Por supuesto que en tal afirmación no cabe la consideración del otro, menos aún
el reconocimiento del otro, porque el otro no existe sino como objeto de la
injuria, la burla, el chisme, el desprecio. O se está de un lado o del otro,
aunque entre una orilla y la de enfrente no exista mucha diferencia. El punto
medio, como el silencio, está proscrito.
¿Alguien
pinchará el botón de alerta para advertirnos de que esta supuesta libertad de
expresión en realidad nos torna más esclavos, no de quienes controlan la red
(que ya es un hecho), sino de nuestras inmundicias, ignorancias, reacciones y apreciaciones
más inmediatas y elementales? ¿Quién puede hablar con sensatez? ¿Alguien
escucha, entiende, comprende y reacciona?
La masa
extasiada se arroga el triunfo de exhibir a unos y a otros sobre este o aquel
proceder inadecuado, inmoral, abusivo, pero no repara en una cuestión nuclear:
anunciar en redes sociales no significa lo mismo que denunciar, puesto que lo
segundo sólo puede realizarse ante instancias correspondientes (¿o no?). No obstante,
el nuevo Ministerio Público es la Red. Yo acuso que… escrito, tageado, publicado, visto y compartido: Quod enim scriptum est!
La noción de
justicia y reparación de daños empieza y culmina en la satisfacción de la viralización
de aquello de(a)nunciado: a más reproducciones, compartidos, “vistos” y likeados, mayor sensación de deber
cumplido.
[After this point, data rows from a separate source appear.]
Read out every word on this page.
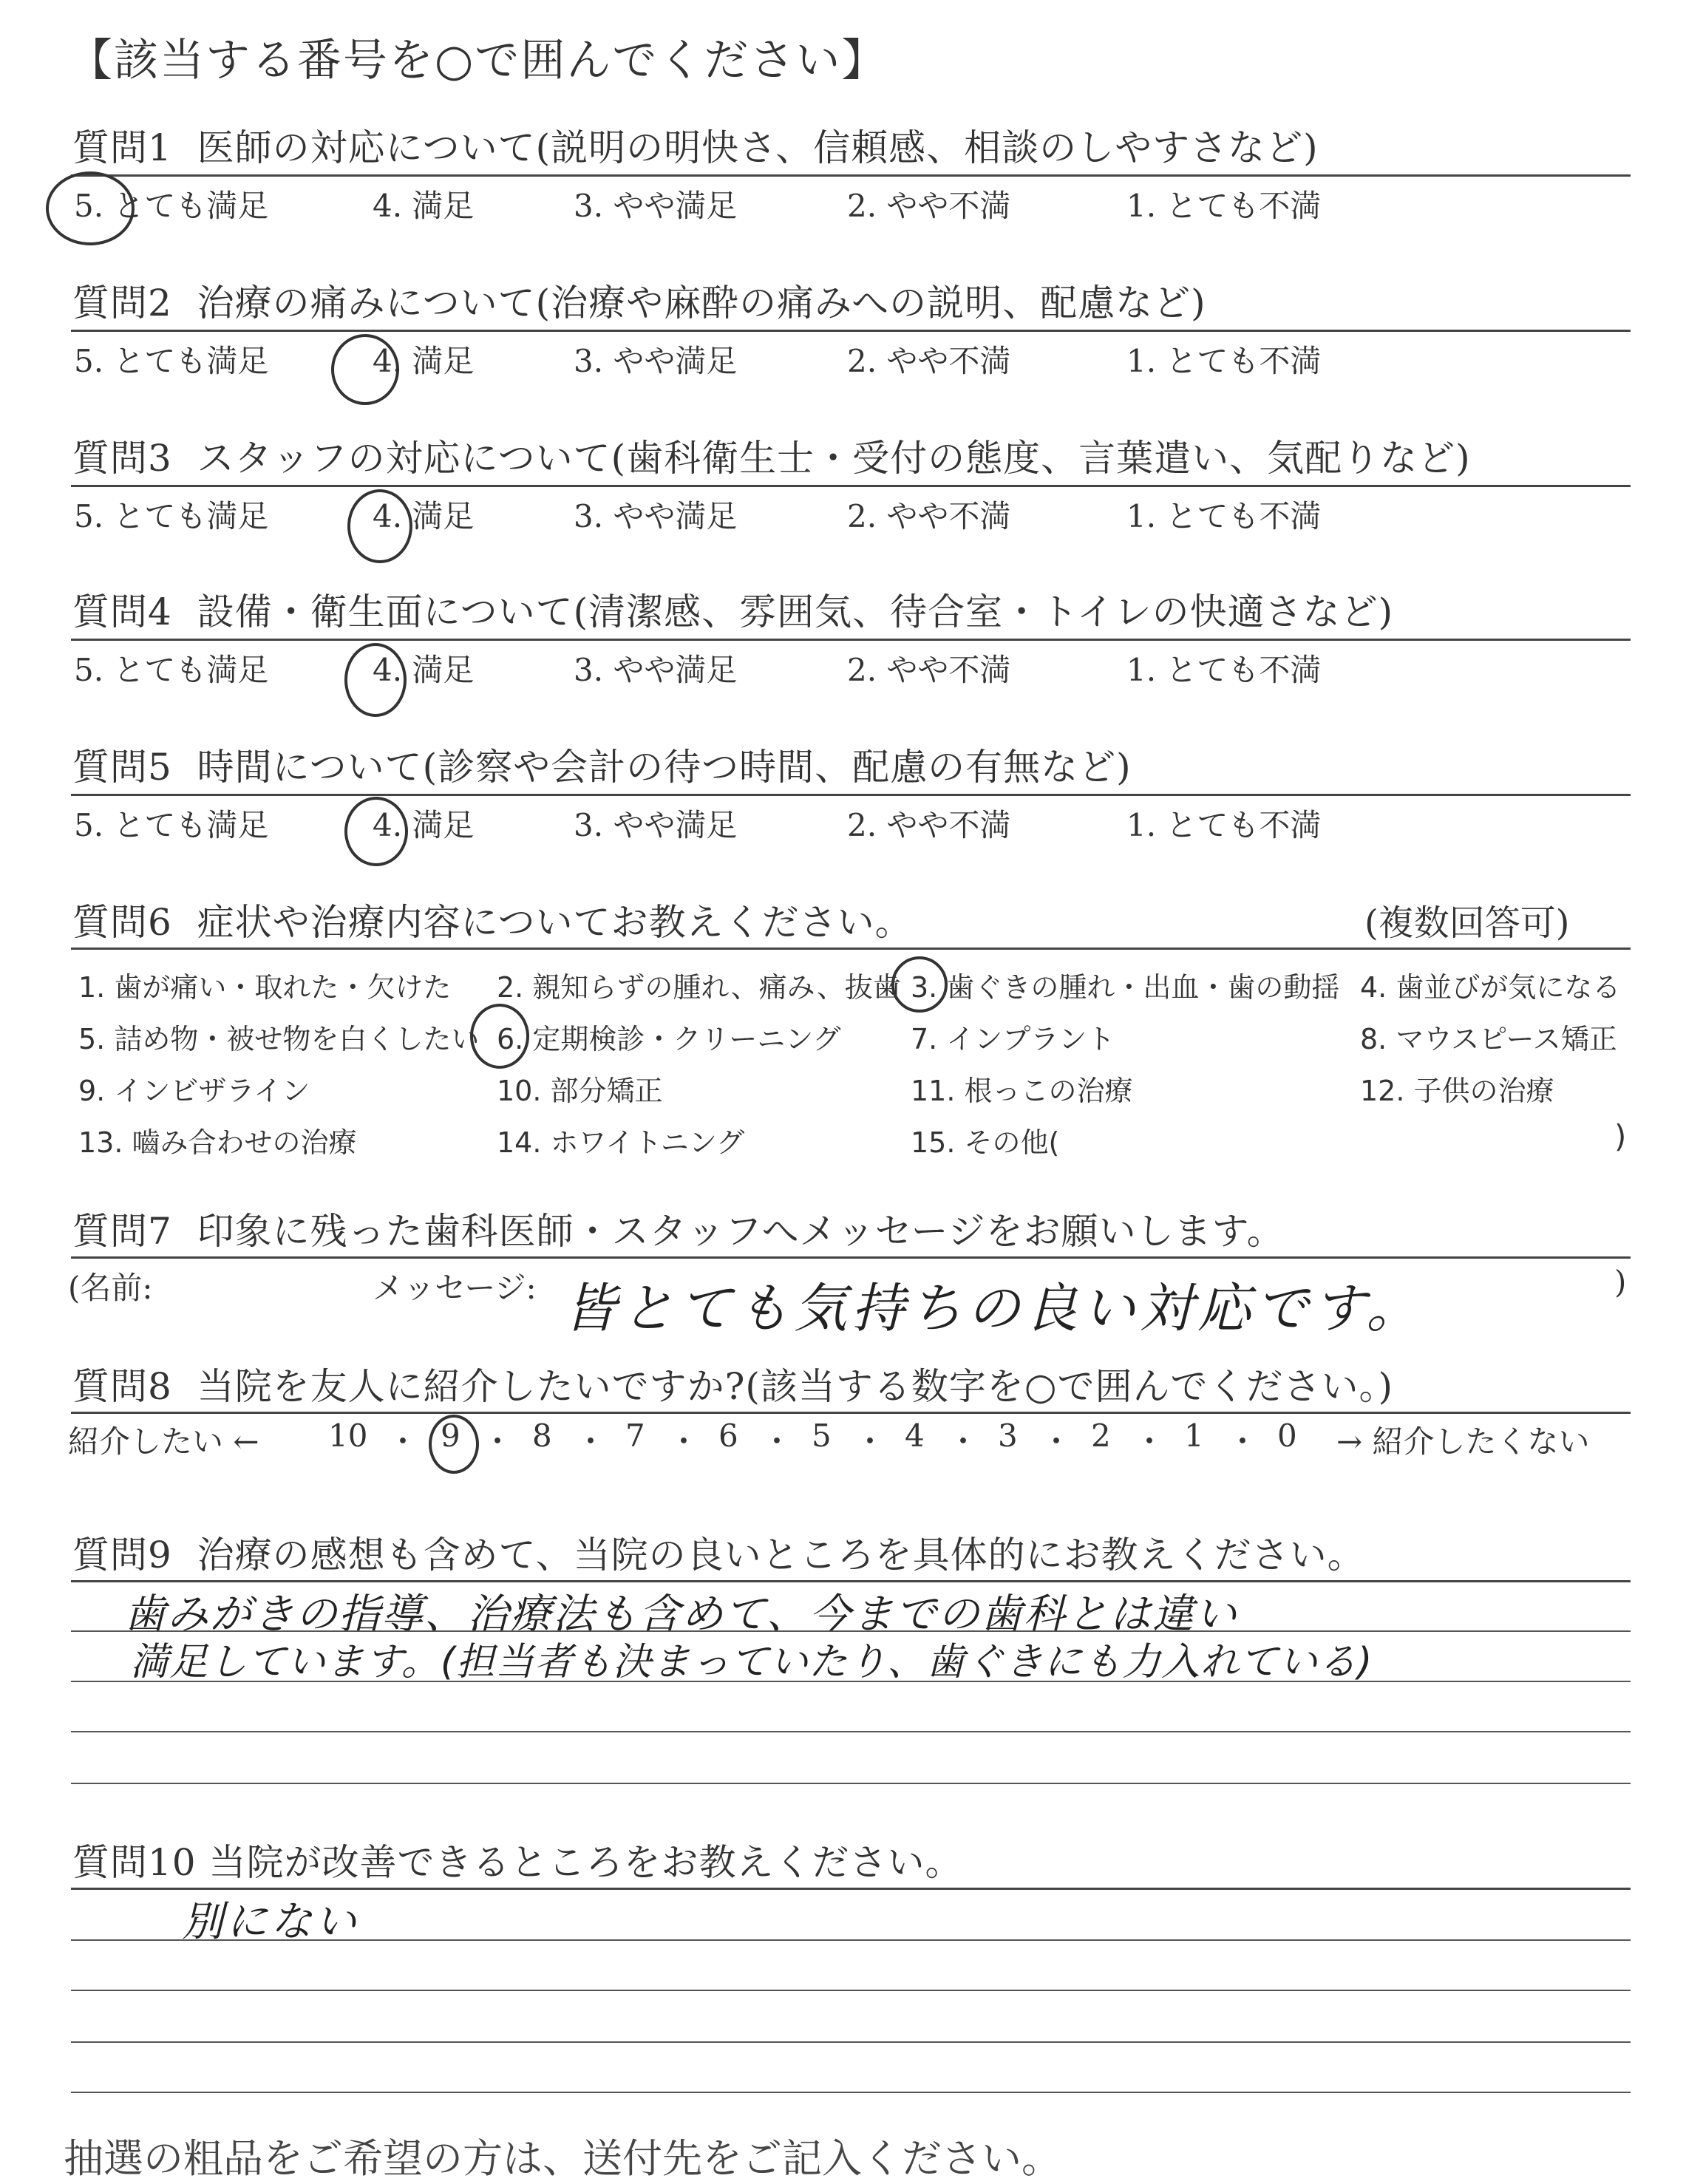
【該当する番号を○で囲んでください】
質問1 医師の対応について(説明の明快さ、信頼感、相談のしやすさなど)
5. とても満足	4. 満足	3. やや満足	2. やや不満	1. とても不満
質問2 治療の痛みについて(治療や麻酔の痛みへの説明、配慮など)
5. とても満足	4. 満足	3. やや満足	2. やや不満	1. とても不満
質問3 スタッフの対応について(歯科衛生士・受付の態度、言葉遣い、気配りなど)
5. とても満足	4. 満足	3. やや満足	2. やや不満	1. とても不満
質問4 設備・衛生面について(清潔感、雰囲気、待合室・トイレの快適さなど)
5. とても満足	4. 満足	3. やや満足	2. やや不満	1. とても不満
質問5 時間について(診察や会計の待つ時間、配慮の有無など)
5. とても満足	4. 満足	3. やや満足	2. やや不満	1. とても不満
質問6 症状や治療内容についてお教えください。	(複数回答可)
1. 歯が痛い・取れた・欠けた 2. 親知らずの腫れ、痛み、抜歯 3. 歯ぐきの腫れ・出血・歯の動揺 4. 歯並びが気になる
5. 詰め物・被せ物を白くしたい 6. 定期検診・クリーニング 7. インプラント	8. マウスピース矯正
9. インビザライン	10. 部分矯正	11. 根っこの治療	12. 子供の治療
13. 嚙み合わせの治療	14. ホワイトニング	15. その他(	)
質問7 印象に残った歯科医師・スタッフへメッセージをお願いします。
(名前:	メッセージ: 皆とても気持ちの良い対応です。	)
質問8 当院を友人に紹介したいですか?(該当する数字を○で囲んでください。)
紹介したい ← 10 ・ 9 ・ 8 ・ 7 ・ 6 ・ 5 ・ 4 ・ 3 ・ 2 ・ 1 ・ 0 → 紹介したくない
質問9 治療の感想も含めて、当院の良いところを具体的にお教えください。
歯みがきの指導、治療法も含めて、今までの歯科とは違い
満足しています。(担当者も決まっていたり、歯ぐきにも力入れている)
質問10 当院が改善できるところをお教えください。
別にない
抽選の粗品をご希望の方は、送付先をご記入ください。
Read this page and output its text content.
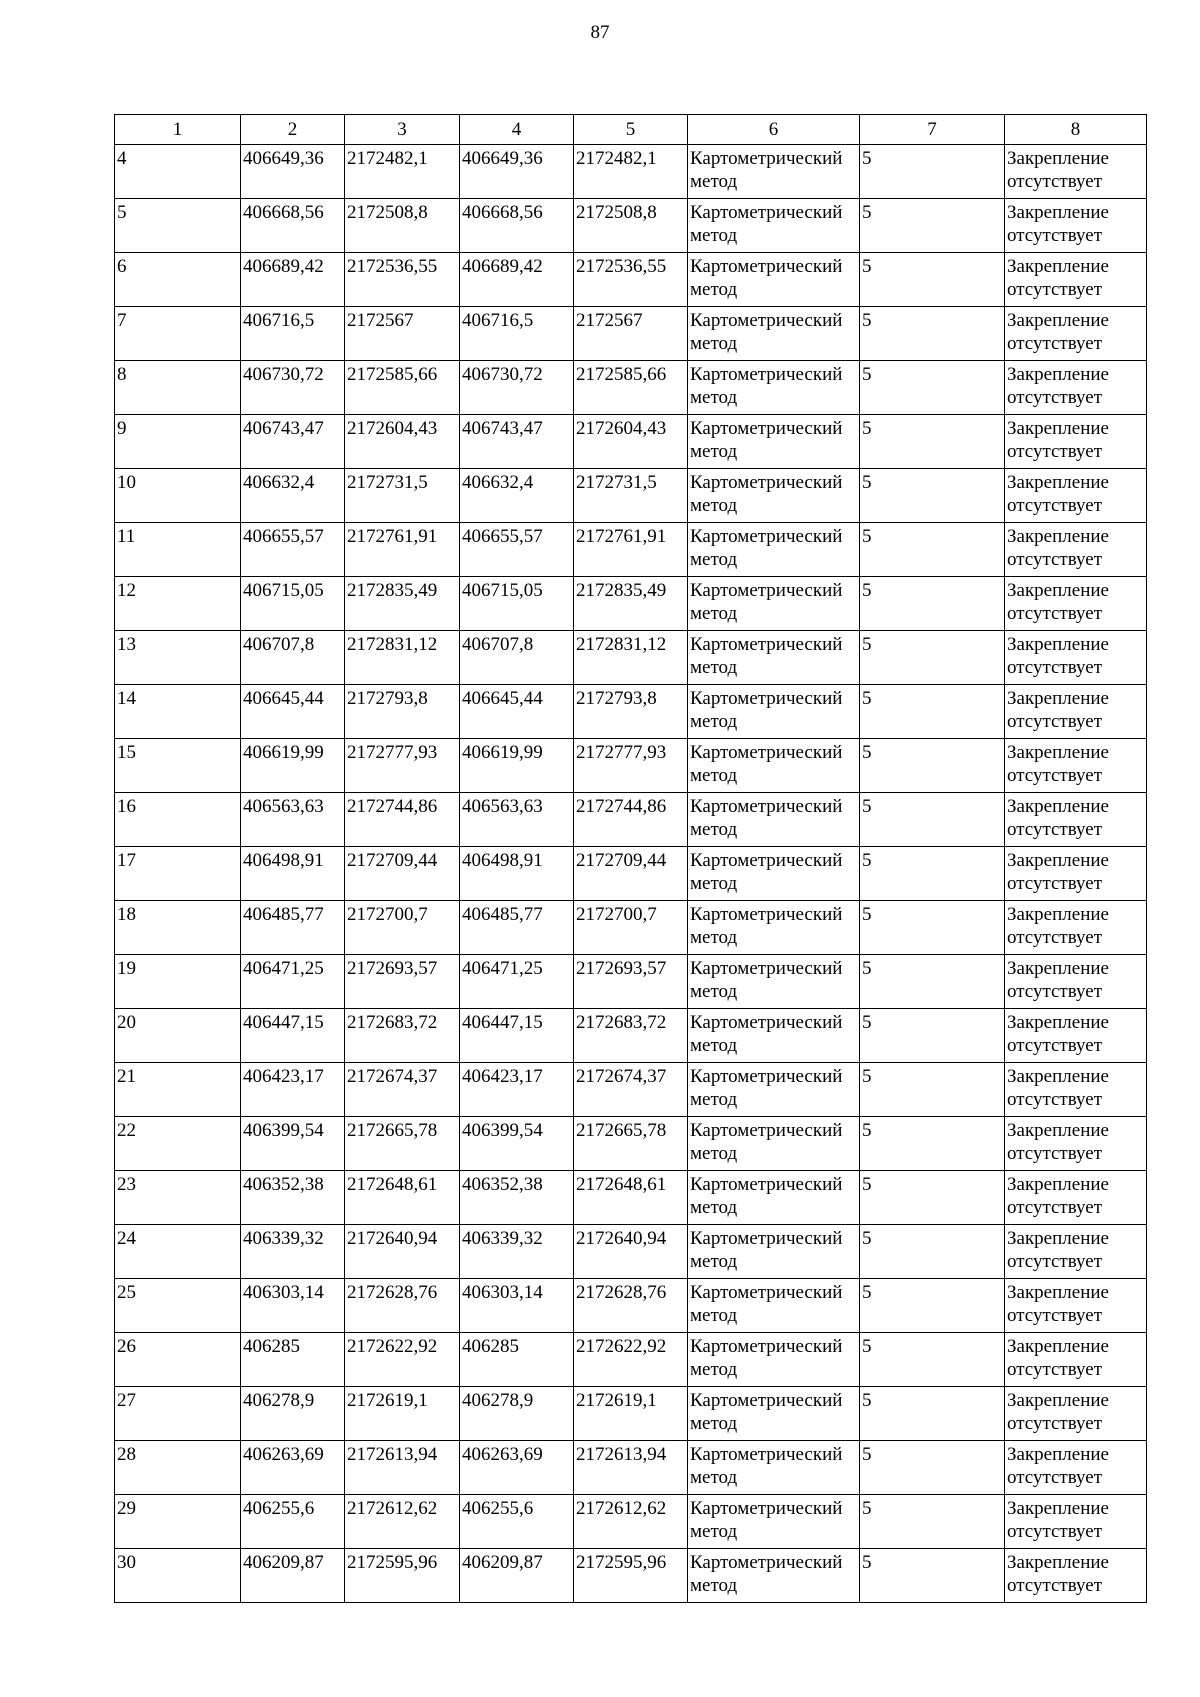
87
1	2	3	4	5	6	7	8
4	406649,36	2172482,1	406649,36	2172482,1	Картометрический метод	5	Закрепление отсутствует
5	406668,56	2172508,8	406668,56	2172508,8	Картометрический метод	5	Закрепление отсутствует
6	406689,42	2172536,55	406689,42	2172536,55	Картометрический метод	5	Закрепление отсутствует
7	406716,5	2172567	406716,5	2172567	Картометрический метод	5	Закрепление отсутствует
8	406730,72	2172585,66	406730,72	2172585,66	Картометрический метод	5	Закрепление отсутствует
9	406743,47	2172604,43	406743,47	2172604,43	Картометрический метод	5	Закрепление отсутствует
10	406632,4	2172731,5	406632,4	2172731,5	Картометрический метод	5	Закрепление отсутствует
11	406655,57	2172761,91	406655,57	2172761,91	Картометрический метод	5	Закрепление отсутствует
12	406715,05	2172835,49	406715,05	2172835,49	Картометрический метод	5	Закрепление отсутствует
13	406707,8	2172831,12	406707,8	2172831,12	Картометрический метод	5	Закрепление отсутствует
14	406645,44	2172793,8	406645,44	2172793,8	Картометрический метод	5	Закрепление отсутствует
15	406619,99	2172777,93	406619,99	2172777,93	Картометрический метод	5	Закрепление отсутствует
16	406563,63	2172744,86	406563,63	2172744,86	Картометрический метод	5	Закрепление отсутствует
17	406498,91	2172709,44	406498,91	2172709,44	Картометрический метод	5	Закрепление отсутствует
18	406485,77	2172700,7	406485,77	2172700,7	Картометрический метод	5	Закрепление отсутствует
19	406471,25	2172693,57	406471,25	2172693,57	Картометрический метод	5	Закрепление отсутствует
20	406447,15	2172683,72	406447,15	2172683,72	Картометрический метод	5	Закрепление отсутствует
21	406423,17	2172674,37	406423,17	2172674,37	Картометрический метод	5	Закрепление отсутствует
22	406399,54	2172665,78	406399,54	2172665,78	Картометрический метод	5	Закрепление отсутствует
23	406352,38	2172648,61	406352,38	2172648,61	Картометрический метод	5	Закрепление отсутствует
24	406339,32	2172640,94	406339,32	2172640,94	Картометрический метод	5	Закрепление отсутствует
25	406303,14	2172628,76	406303,14	2172628,76	Картометрический метод	5	Закрепление отсутствует
26	406285	2172622,92	406285	2172622,92	Картометрический метод	5	Закрепление отсутствует
27	406278,9	2172619,1	406278,9	2172619,1	Картометрический метод	5	Закрепление отсутствует
28	406263,69	2172613,94	406263,69	2172613,94	Картометрический метод	5	Закрепление отсутствует
29	406255,6	2172612,62	406255,6	2172612,62	Картометрический метод	5	Закрепление отсутствует
30	406209,87	2172595,96	406209,87	2172595,96	Картометрический метод	5	Закрепление отсутствует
Si bien hablar es una manera de liberarse, no basta la palabra enunciada y escuchada para devenir justicia.
Lo dicho: decir
en redes sociales no es denunciar. Menos aún lo es escribir y compartir lo
escrito de manera ligera, irreflexiva, sosa. Si la ciudadanía en el día a día
de las personas no termina por ser un “derecho a tener derechos” con plenitud,
es ingenuo creer que existe una ciudadanía virtual por el sólo hecho de que
existen ágoras, oradores y públicos reales/virtuales a “la carta”.
El potencial de
un mensaje en la red es insospechado. Quizá haya que comenzar a conducirse con
mesura y aprender que nada es inocente en aquello que se dice que, al mismo
tiempo, no tiene que ser necesariamente tóxico. Las palabras hacen cosas. Pero también
las deshacen. Un neoconservadurismo asoma en esa supuesta libertad de decirlo
todo. Nuevas formas de control se activan en estas dinámicas de aparente
espontaneidad o disfrazadas de autoridad: la posverdad y las fake news son los caballos de Troya de
las odiseas de estos tiempos. Ni novedosos ni invencibles.
La cicuta de aquel
adagio: el que no está conmigo, está contra mí, se mantiene activa. Hay que
evitar beberla, aunque sea mucha la sed.